Legislation to help veterans and their caregivers 



Julie Rudowski
Assistant Director, Government Affairs

President signs legislation that aids veterans and their caregivers. President Obama signed The Caregivers and Veterans Omnibus Health Services Act May 5.  The measure combines a number of AUSA-supported bills from both the House and Senate. 

Included in the legislation is a provision that provides assistance to caregivers of injured veterans. The legislation expands two caregiver support programs:  one for caregivers of veterans who served in Iraq and Afghanistan, and another for caregivers of other veterans. 

Both groups would be eligible for training and education assistance, counseling and mental health services, and respite care, including 24-hour in-home respite care.

Caregivers of Iraq and Afghanistan war veterans will be eligible for lodging and subsistence payments when accompanying patients on medical visits.  They also will receive health care through the Civilian Health and Medical Program of the Department of Veterans Affairs (VA) and a monthly financial stipend. 

The act gives the VA secretary more hiring flexibility to recruit and retain VA health care professionals.

The act also expands and improves VA services for the 1.8 million women veterans currently receiving VA health care.  This bill seeks to build a VA health care system respectful of the unique medical needs of women veterans and authorizes the VA to provide health care for newborn infants of women veterans.

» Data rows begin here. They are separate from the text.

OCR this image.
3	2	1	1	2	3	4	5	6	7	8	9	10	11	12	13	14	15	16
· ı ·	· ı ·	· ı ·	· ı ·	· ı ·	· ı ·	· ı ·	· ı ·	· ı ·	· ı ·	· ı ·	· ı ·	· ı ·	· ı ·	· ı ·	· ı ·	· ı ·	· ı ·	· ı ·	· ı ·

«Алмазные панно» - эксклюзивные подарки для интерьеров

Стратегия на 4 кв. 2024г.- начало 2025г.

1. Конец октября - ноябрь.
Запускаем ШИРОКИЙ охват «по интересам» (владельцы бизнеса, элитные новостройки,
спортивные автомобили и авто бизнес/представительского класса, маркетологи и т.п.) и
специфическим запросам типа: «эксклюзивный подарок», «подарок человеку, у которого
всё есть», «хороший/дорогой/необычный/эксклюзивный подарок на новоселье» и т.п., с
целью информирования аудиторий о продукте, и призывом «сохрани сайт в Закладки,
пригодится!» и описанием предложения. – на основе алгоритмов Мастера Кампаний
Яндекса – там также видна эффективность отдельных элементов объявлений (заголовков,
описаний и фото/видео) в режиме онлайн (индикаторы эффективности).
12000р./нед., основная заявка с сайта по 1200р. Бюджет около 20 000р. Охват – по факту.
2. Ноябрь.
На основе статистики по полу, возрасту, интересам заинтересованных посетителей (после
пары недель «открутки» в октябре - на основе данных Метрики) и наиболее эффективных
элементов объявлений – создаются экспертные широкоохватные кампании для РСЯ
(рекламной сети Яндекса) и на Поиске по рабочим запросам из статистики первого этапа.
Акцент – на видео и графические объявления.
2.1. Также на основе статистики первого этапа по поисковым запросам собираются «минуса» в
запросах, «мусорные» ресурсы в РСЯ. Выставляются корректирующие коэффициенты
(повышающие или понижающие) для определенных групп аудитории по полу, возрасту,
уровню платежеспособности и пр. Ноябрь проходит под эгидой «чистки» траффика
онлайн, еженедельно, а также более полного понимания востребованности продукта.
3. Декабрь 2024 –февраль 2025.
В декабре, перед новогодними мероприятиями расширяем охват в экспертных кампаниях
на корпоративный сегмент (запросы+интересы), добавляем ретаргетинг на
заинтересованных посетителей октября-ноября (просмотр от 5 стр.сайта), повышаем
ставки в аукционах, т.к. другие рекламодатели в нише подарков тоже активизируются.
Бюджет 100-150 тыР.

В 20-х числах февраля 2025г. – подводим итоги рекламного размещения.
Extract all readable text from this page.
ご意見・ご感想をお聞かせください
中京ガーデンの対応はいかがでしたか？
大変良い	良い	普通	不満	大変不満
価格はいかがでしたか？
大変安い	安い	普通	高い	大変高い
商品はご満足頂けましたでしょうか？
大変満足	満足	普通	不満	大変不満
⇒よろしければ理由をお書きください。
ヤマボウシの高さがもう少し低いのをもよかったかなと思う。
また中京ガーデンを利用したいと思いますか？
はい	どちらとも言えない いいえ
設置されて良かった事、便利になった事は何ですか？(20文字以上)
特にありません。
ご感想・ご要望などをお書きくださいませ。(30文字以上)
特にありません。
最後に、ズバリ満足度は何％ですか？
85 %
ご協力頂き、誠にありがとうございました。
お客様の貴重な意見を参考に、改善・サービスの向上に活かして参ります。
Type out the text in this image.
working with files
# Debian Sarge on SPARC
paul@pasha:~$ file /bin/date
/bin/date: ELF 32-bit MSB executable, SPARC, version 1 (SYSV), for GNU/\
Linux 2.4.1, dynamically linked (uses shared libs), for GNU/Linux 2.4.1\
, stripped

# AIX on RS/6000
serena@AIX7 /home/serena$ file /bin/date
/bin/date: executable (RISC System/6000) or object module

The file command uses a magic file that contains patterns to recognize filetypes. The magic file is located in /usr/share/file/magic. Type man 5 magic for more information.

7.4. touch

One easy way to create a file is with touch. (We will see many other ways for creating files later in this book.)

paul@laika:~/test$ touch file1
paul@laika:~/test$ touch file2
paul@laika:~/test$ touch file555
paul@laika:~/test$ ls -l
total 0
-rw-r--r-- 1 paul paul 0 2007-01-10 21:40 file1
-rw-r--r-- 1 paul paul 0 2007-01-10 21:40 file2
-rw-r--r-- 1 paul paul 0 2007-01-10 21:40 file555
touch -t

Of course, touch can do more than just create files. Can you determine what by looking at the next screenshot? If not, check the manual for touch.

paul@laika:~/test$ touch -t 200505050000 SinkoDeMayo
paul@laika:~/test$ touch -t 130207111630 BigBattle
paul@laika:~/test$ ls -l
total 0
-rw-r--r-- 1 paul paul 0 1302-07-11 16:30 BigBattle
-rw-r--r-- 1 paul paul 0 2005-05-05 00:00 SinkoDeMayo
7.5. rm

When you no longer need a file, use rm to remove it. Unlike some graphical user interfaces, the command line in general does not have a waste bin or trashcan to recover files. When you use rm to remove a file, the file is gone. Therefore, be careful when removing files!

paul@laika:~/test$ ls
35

Also included in the act is a provision that will address veteran homelessness.  The bill would expand the number of places where homeless veterans may receive supportive services. 

S. 1963 includes key provisions to improve the health care provided to rural veterans by authorizing stronger partnerships with community providers and the Department of Health and Human Services. These collaborations will allow VA to offer health care options to service members living far from the nearest VA medical facility. 

S. 1963 also requires the VA to establish a grant program for veteran service organizations to provide transportation options to veterans living in highly rural areas.

The act addresses the reality of post-traumatic stress and incidents of suicide among the veteran population.  It requires a study on veterans’ suicide and requires the VA to provide counseling referrals for members of the armed forces who are not otherwise eligible for readjustment counseling.

AUSA and its partners in The Military Coalition will be pushing the VA to implement these important initiatives as soon a possible. 

TRICARE Affirmation Act headed to president for signature. Legislation that secures full protection of military health care for service members, veterans and their families unanimously passed the Senate April 12.

The TRICARE Affirmation Act, introduced by Sen. Jim Webb, D-Va., explicitly states in law that TRICARE and other DoD health plans meet the minimum essential coverage standard required by the recently enacted health care reform law.

"Following months of confusion surrounding military health care programs, we can now definitively tell our service members and their families today that their health care is secure," Webb said.